Abruptly, a wave of human bodies picked me up and carried me with it, joining at the next intersection with an entire river: an excited human mass that emptied with a roar into a large basin of a plaza and halted before a pillared façade. I couldn't move, I couldn't breathe. The heat was indescribable and the sound of the countless voices deafened me. I didn't lose consciousness, but I did lose consciousness of myself. I melted into the giant body called The Mob...I could only hear the blood pounding in my ears, but all my pores felt the bacchanalian outcry that soon broke from the this thousand-headed beast: I felt as though my entire body was united in the hoarse, wild cries that now flew from my dry throat.

In those times when Aloisia can't lose herself, she tries to prove she doesn't exist. When a medical student makes known to Aloisia his unconditional love she thinks: 

After all, how could anyone worthwhile be interested in anybody so worthless? Settling for me was an error. I'm tolerably pretty, I know, but what else is there to me, what? I'm laughably ignorant, fantastically unimaginative. I'm so inexplicably, so completely, so wholly unskilled that I'm utterly ashamed of myself. I'm not worthy of being loved.
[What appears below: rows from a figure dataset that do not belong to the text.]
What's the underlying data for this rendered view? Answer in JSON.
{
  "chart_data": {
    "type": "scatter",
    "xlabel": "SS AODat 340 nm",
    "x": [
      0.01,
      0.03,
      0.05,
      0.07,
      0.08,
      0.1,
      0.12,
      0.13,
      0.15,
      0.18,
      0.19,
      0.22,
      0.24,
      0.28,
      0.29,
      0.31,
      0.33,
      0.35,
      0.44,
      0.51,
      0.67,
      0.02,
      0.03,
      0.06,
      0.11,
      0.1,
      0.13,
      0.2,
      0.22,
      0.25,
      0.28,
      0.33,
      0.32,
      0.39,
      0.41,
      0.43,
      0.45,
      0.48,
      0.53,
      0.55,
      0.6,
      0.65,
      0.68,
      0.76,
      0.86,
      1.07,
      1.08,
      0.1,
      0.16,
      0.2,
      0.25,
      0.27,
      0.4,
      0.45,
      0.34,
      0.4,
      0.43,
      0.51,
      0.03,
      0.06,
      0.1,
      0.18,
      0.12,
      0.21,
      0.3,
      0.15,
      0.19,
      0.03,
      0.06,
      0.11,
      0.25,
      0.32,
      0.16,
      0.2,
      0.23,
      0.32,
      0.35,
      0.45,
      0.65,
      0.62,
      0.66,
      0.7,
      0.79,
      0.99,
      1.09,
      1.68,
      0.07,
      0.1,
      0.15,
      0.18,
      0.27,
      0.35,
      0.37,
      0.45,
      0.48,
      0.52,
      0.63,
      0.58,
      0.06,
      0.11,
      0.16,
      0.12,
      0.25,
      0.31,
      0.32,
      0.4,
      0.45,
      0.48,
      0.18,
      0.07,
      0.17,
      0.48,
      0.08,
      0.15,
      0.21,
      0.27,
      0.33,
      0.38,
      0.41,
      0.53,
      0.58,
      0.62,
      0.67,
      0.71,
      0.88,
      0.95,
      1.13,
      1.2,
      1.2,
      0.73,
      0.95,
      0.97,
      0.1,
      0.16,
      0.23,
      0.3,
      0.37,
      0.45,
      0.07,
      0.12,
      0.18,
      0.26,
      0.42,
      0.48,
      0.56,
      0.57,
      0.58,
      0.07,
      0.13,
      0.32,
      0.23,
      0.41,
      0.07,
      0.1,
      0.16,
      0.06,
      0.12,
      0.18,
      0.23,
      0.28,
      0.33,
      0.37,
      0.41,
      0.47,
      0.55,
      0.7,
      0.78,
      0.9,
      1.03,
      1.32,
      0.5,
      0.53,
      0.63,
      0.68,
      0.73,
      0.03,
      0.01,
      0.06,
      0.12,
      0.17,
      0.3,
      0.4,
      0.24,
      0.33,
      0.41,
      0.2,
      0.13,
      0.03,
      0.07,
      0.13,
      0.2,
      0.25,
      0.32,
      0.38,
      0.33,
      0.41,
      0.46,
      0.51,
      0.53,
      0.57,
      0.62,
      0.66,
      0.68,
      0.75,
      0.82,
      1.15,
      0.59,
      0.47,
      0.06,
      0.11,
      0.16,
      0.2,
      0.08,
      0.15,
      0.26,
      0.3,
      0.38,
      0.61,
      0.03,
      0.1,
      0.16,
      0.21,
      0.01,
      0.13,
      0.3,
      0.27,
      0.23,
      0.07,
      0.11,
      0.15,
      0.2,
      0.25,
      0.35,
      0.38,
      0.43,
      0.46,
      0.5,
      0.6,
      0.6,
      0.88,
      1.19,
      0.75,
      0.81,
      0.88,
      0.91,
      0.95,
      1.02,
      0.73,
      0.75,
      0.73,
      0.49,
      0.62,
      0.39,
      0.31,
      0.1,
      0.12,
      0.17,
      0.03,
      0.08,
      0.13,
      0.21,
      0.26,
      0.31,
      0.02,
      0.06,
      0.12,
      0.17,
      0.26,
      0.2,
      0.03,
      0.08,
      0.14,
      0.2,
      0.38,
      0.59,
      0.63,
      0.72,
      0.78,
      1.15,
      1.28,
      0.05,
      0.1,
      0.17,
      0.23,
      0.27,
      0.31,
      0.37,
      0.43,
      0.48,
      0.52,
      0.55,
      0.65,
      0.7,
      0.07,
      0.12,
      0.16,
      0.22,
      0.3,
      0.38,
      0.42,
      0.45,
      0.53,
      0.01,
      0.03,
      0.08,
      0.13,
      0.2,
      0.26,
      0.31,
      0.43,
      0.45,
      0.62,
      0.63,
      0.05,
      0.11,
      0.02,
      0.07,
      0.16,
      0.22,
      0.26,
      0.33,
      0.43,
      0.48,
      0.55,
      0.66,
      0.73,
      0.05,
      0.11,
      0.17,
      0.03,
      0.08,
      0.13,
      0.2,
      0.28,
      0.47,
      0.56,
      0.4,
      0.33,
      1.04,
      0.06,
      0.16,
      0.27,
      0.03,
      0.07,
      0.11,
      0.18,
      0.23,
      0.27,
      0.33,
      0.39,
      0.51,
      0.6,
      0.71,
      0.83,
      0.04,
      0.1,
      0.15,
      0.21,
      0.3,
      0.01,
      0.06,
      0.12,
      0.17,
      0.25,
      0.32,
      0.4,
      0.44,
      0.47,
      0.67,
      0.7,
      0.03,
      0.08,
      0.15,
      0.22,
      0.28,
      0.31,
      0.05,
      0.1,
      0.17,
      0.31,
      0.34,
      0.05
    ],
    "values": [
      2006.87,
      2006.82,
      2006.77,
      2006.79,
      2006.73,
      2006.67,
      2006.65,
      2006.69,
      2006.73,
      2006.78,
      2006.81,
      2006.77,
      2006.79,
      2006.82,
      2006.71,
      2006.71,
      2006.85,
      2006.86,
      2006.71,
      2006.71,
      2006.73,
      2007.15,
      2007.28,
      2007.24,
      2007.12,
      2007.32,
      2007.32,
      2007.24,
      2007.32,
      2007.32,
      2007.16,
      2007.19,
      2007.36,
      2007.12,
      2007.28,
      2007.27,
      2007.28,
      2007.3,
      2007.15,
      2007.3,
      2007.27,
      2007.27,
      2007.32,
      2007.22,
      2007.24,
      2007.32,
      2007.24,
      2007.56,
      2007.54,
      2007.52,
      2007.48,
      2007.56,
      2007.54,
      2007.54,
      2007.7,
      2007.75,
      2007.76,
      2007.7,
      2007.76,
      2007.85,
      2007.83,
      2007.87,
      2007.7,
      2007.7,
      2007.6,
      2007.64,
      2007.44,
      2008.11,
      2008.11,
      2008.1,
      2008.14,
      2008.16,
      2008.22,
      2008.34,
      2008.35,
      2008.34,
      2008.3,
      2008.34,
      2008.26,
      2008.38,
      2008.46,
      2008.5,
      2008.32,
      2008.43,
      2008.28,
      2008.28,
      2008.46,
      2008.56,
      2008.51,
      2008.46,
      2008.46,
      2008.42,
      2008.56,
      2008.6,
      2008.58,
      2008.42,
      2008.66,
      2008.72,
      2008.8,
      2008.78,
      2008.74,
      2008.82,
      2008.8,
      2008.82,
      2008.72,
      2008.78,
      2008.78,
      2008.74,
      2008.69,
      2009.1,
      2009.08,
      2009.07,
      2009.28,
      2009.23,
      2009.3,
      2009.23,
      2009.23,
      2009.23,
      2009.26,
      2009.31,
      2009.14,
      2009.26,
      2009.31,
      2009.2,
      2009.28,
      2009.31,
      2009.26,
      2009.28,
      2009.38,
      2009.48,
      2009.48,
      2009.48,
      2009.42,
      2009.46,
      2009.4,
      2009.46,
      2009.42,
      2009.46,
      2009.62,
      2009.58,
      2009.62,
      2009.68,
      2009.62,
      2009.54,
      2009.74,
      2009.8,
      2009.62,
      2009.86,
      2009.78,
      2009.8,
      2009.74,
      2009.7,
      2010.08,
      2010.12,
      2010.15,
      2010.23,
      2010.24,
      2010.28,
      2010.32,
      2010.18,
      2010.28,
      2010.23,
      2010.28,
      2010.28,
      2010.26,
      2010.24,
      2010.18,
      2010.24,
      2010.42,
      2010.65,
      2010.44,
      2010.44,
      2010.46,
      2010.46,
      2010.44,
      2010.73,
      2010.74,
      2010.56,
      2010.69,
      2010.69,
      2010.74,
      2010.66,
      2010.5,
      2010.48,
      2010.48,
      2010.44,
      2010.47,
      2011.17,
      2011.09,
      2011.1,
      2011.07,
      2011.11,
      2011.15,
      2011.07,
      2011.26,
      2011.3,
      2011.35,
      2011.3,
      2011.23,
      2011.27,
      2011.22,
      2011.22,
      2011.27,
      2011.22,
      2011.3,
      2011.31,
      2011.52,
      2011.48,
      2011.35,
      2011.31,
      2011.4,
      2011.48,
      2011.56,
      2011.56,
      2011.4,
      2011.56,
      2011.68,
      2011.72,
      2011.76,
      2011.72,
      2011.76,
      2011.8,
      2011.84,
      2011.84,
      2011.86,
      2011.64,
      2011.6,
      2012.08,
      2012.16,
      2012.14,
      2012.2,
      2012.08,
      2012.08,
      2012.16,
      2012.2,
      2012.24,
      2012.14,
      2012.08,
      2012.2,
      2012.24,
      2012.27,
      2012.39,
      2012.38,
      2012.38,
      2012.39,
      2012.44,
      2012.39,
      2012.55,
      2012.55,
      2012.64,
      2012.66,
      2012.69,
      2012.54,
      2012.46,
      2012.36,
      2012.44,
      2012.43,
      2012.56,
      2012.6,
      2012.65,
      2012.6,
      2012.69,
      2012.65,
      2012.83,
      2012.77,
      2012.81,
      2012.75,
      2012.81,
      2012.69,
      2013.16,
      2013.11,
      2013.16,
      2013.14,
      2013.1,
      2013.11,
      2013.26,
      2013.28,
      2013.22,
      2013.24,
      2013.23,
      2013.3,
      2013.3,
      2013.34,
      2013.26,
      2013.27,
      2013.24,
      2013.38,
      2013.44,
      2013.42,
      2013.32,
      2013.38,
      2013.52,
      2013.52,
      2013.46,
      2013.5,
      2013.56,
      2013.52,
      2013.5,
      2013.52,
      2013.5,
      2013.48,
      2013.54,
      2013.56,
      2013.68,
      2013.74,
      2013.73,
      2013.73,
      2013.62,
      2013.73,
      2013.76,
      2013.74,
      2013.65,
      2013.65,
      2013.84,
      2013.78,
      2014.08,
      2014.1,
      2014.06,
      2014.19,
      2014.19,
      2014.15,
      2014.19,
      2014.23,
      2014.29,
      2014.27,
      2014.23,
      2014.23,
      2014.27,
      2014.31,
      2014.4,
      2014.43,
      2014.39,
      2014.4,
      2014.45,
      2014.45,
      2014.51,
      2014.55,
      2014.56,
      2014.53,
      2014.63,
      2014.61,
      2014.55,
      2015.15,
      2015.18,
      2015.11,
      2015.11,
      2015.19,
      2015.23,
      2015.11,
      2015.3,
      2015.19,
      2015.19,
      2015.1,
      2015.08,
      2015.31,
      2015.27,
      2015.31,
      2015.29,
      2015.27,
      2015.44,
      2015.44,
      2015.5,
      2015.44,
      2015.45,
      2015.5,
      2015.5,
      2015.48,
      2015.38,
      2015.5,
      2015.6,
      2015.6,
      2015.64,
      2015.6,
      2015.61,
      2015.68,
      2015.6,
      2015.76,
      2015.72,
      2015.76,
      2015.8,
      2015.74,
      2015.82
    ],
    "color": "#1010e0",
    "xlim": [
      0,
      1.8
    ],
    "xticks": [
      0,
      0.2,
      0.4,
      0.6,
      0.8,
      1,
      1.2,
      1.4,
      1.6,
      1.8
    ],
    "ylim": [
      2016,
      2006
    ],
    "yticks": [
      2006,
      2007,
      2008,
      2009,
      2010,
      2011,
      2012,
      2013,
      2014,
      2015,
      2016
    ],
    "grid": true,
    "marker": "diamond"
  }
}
She doth protest too much. Even though her self-recriminations seem painful, they are not causing her misery. They are a (necessary) form of self-soothing and they keep people – including the reader – at the distance she wants. She needs an audience – to watch, judge, or just simply to listen – and she knows how to manipulate one. Despite her exasperating contradictions, as she throws herself headlong into relationships where she tries to “utterly liquidate what remained of her old life,” she keeps you in morbid suspense.The novel isn't only solipsism. A plot develops when Aloisia encounters an acting student named Elizabeth during an intermission of a performance of Clavigo. What catches Aloisia's attention is questionable at the start. Elizabeth's: 

face changed color time and again, now going pale, now turning red. She obviously had a fever, she looked downright ill. Her expression reflected some inner turmoil. Her burning eyes were riveted on the stage. Probably tuberculosis or a bad heart.
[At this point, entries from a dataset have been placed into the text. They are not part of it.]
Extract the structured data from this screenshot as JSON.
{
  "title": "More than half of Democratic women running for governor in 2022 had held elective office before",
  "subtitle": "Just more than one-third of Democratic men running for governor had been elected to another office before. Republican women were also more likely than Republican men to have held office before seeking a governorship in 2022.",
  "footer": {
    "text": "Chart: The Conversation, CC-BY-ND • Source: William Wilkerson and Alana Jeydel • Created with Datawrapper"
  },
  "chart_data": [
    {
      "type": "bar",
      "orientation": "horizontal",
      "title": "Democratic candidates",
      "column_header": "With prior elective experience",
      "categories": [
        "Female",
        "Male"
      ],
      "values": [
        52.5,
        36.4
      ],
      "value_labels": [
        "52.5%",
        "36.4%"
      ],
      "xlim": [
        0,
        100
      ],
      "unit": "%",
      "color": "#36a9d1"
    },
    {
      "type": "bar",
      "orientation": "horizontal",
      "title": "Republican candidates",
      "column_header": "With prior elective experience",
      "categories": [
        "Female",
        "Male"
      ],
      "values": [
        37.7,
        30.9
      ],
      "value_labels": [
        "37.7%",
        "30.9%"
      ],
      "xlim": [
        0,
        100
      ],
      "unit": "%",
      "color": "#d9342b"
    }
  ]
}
To Aloisia's astonishment she discovers that Elizabeth is acting – in her seat – moment to moment – the final scene on stage, in which the actress, having sent a letter to her lover, suffers a heart attack and dies after learning her lover has rejected her.Fascinated, Aloisia befriends Elizabeth, and the plot thickens as Elizabeth takes her “role” one step further. She sends a letter to her lover Egon Z., threatening to kill herself if he doesn't return her love – he doesn't and Elizabeth kills herself, and Aloisia reflects on Elizabeth for the first time: 

It was nearly impossible to find the true Elizabeth among all the dream people hiding under her skin clamoring for existence, all wanting so badly to live in her and through her. Compared to them, she herself was the smallest and the plainest...or so I gather. Yes, even Elizabeth didn't know who Elizabeth really was but that didn't matter, the self she was looking for wasn't Elizabeth as she was, it was Elizabeth as she wanted to be: a woman capable of living and loving intensely, just the way real people are meant to live. But my God, my God, what am I saying? Am I talking about her or about me? 
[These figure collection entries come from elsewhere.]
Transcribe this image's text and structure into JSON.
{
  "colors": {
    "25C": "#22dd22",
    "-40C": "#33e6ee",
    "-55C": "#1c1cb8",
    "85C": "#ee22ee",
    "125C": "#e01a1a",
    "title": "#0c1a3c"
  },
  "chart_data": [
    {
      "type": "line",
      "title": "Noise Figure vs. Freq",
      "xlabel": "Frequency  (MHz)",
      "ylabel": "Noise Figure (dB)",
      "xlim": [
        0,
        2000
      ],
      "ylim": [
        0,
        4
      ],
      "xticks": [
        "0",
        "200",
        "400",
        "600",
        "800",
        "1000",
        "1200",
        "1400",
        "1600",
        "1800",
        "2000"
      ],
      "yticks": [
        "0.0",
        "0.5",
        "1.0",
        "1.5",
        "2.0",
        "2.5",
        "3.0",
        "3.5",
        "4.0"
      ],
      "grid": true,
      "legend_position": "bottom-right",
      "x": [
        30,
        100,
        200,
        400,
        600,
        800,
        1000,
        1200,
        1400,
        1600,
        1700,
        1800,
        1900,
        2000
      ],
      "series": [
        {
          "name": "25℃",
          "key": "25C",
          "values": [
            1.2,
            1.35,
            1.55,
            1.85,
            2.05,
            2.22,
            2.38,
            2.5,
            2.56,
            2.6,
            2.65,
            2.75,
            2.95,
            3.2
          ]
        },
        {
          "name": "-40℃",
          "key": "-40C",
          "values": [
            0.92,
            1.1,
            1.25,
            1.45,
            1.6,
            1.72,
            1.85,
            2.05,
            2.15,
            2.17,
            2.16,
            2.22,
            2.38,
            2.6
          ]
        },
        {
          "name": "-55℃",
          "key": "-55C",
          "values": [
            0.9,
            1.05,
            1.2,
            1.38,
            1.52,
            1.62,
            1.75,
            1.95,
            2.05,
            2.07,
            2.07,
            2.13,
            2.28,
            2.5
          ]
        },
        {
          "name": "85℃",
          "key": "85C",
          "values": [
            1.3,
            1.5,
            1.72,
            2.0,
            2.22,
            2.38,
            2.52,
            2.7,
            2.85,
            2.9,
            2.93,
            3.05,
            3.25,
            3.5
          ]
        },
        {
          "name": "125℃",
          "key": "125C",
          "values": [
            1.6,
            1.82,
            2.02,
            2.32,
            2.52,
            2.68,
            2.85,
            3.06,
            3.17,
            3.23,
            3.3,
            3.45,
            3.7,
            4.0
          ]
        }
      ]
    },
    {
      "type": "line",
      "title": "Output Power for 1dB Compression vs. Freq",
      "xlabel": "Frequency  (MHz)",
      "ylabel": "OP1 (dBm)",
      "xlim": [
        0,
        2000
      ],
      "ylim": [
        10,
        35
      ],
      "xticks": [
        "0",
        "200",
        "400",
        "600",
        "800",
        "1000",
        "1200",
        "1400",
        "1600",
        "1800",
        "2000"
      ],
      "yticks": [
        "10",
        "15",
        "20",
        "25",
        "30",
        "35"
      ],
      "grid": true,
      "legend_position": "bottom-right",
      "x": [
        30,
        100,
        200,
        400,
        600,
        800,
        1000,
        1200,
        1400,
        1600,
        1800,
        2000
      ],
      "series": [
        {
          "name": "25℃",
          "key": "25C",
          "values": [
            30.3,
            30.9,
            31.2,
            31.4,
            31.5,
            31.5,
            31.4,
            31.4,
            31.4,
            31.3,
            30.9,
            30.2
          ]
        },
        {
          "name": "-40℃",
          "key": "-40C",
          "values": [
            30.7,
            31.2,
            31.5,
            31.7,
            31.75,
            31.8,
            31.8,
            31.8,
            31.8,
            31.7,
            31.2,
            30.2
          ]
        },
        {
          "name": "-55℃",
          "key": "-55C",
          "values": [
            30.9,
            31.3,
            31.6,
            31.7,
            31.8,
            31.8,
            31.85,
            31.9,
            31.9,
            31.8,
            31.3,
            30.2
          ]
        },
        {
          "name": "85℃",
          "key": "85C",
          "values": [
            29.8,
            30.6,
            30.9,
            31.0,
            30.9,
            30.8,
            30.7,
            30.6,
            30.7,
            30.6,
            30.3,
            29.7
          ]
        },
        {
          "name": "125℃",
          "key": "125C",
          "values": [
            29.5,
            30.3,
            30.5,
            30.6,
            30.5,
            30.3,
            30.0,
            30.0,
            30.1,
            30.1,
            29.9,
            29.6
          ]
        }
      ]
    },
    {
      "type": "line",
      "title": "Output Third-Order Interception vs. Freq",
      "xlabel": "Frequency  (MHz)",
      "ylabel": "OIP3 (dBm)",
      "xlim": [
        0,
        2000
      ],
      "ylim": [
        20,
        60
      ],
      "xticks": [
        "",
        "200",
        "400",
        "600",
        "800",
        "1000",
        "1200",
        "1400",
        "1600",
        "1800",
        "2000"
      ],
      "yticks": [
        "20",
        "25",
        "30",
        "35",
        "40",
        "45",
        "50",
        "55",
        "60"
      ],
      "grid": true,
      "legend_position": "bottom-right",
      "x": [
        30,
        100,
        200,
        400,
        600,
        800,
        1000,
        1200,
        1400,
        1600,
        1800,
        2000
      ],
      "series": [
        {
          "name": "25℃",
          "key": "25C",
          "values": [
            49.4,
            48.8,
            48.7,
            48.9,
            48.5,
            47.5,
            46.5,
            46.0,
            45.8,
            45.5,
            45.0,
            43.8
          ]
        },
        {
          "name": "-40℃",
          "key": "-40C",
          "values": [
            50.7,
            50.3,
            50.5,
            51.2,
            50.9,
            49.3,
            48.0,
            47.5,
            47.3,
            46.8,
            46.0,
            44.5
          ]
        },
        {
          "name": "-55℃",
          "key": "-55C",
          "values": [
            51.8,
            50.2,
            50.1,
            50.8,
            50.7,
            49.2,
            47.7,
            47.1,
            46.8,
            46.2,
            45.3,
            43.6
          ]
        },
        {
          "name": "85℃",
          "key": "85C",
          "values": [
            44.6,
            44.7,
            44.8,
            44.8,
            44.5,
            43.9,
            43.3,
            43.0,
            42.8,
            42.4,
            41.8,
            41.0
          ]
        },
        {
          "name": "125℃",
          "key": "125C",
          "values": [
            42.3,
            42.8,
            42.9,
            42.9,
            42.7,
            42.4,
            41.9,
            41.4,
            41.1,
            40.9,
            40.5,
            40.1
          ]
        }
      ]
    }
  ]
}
Elizabeth is a mirror Aloisia hopes to lose herself in, and does. She decides that: “A man who accepted such devotion as their due must indeed be worth admiring.” And so she too pursues Egon Z., becoming his secretary and submitting to his cruel treatment and also threatening to kill herself in a letter. But where Elizabeth succeeded, Aloisia fails, and out of a true feeling of responsibility, or pity, Egon Z., helps her get another job, as a secretary.Although what follows feels a little rushed, the book is an often-brilliant portrait of a woman whose self-obsession leads finally to:  
 

Renunciation. I must simply resign myself, for I truly believe that it is my fate to have no fate at all.


imageMela Hartwig, born in 1893 in Vienna, was a successful stage actress who later turned to writing fiction. She died in London in 1967.